Programming and Erasing non-volatile memory requires special attention as the procedure must be executed in RAM. The process of handling NVM may vary between devices. We have source code that provides routines to write Flash and that solves the problem of executing in RAM.
Interrupt vectors should be shared between the application and the users code. Hardware vector redirection is supported by the microcontrollers but with some limitations. It is necessary to decide how vector redirection will be implemented. Software and hardware methods can be used to redirect vectors.
Different applications required different interfaces to receive s-record information.

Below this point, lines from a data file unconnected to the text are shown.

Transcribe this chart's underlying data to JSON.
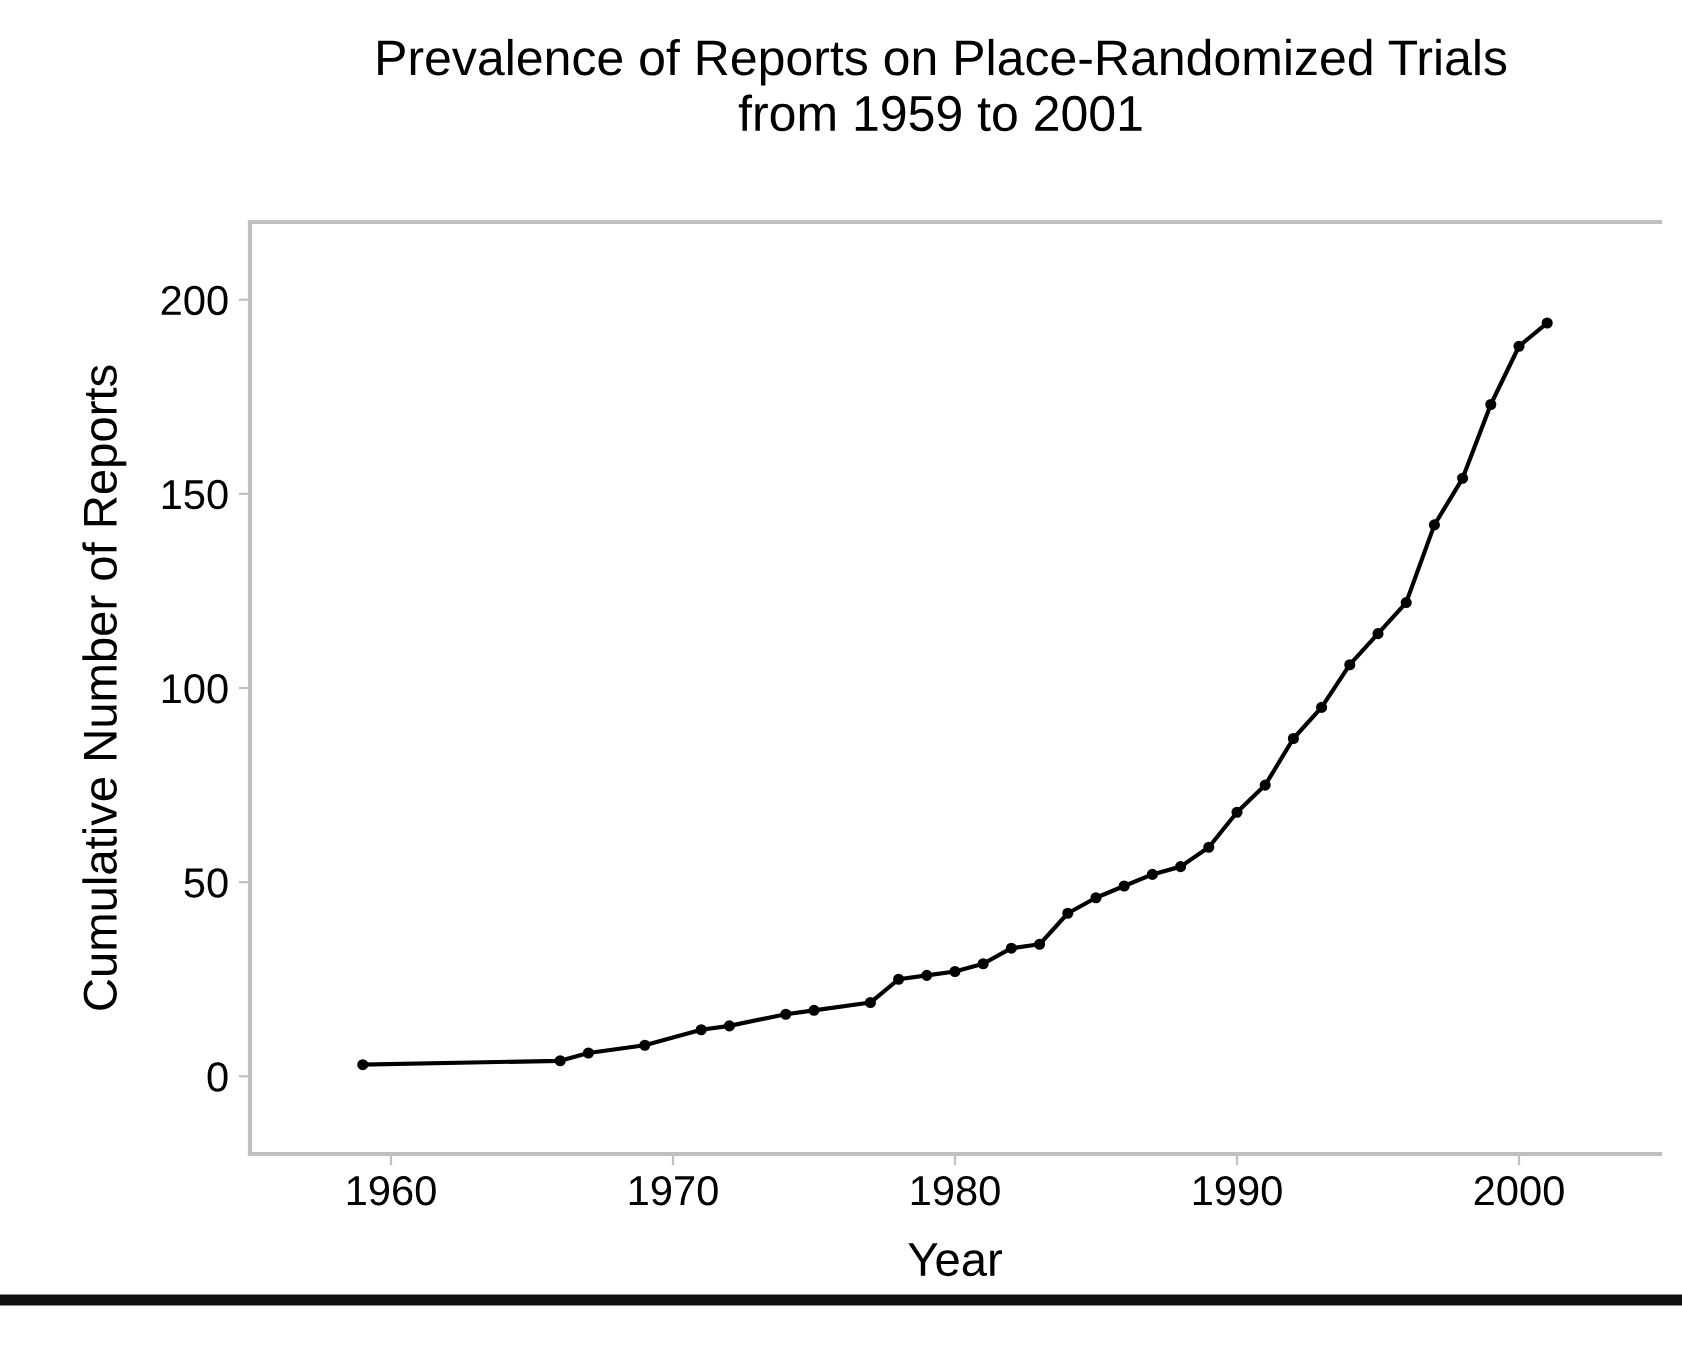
{
  "chart_data": {
    "type": "line",
    "title": "Prevalence of Reports on Place-Randomized Trials\nfrom 1959 to 2001",
    "xlabel": "Year",
    "ylabel": "Cumulative Number of Reports",
    "x": [
      1959,
      1966,
      1967,
      1969,
      1971,
      1972,
      1974,
      1975,
      1977,
      1978,
      1979,
      1980,
      1981,
      1982,
      1983,
      1984,
      1985,
      1986,
      1987,
      1988,
      1989,
      1990,
      1991,
      1992,
      1993,
      1994,
      1995,
      1996,
      1997,
      1998,
      1999,
      2000,
      2001
    ],
    "series": [
      {
        "color": "#000000",
        "values": [
          3,
          4,
          6,
          8,
          12,
          13,
          16,
          17,
          19,
          25,
          26,
          27,
          29,
          33,
          34,
          42,
          46,
          49,
          52,
          54,
          59,
          68,
          75,
          87,
          95,
          106,
          114,
          122,
          142,
          154,
          173,
          188,
          194
        ]
      }
    ],
    "xlim": [
      1955,
      2005
    ],
    "xticks": [
      1960,
      1970,
      1980,
      1990,
      2000
    ],
    "ylim": [
      -20,
      220
    ],
    "yticks": [
      0,
      50,
      100,
      150,
      200
    ],
    "grid": false,
    "legend": false,
    "marker": "circle",
    "line_style": "solid"
  }
}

Serial Ports are used widely for this purpose although the bootloader implementation should allow exchanging interfaces in a simple way. For your case you want CAN interface. CAN frames support up to 8 bytes of data per frame. This requires the developer to fully design a protocol or a data structure mounted over the CAN frames to be able to send the complete frames to the device that will be reprogrammed.
The Boot Loader is the owner of the reset vector. Upon startup the Boot Loader should select if the User code will be executed or if the Boot Loader mode should execute. The applicaton determines the best way to select between User/Loader mode. It might be a simple GPIO or a CAN frame or any input that can be recognized by the application and Loader to be able to set the loader mode when needed.
Developing a loader is not easy, but hopefully this information will be of a great help.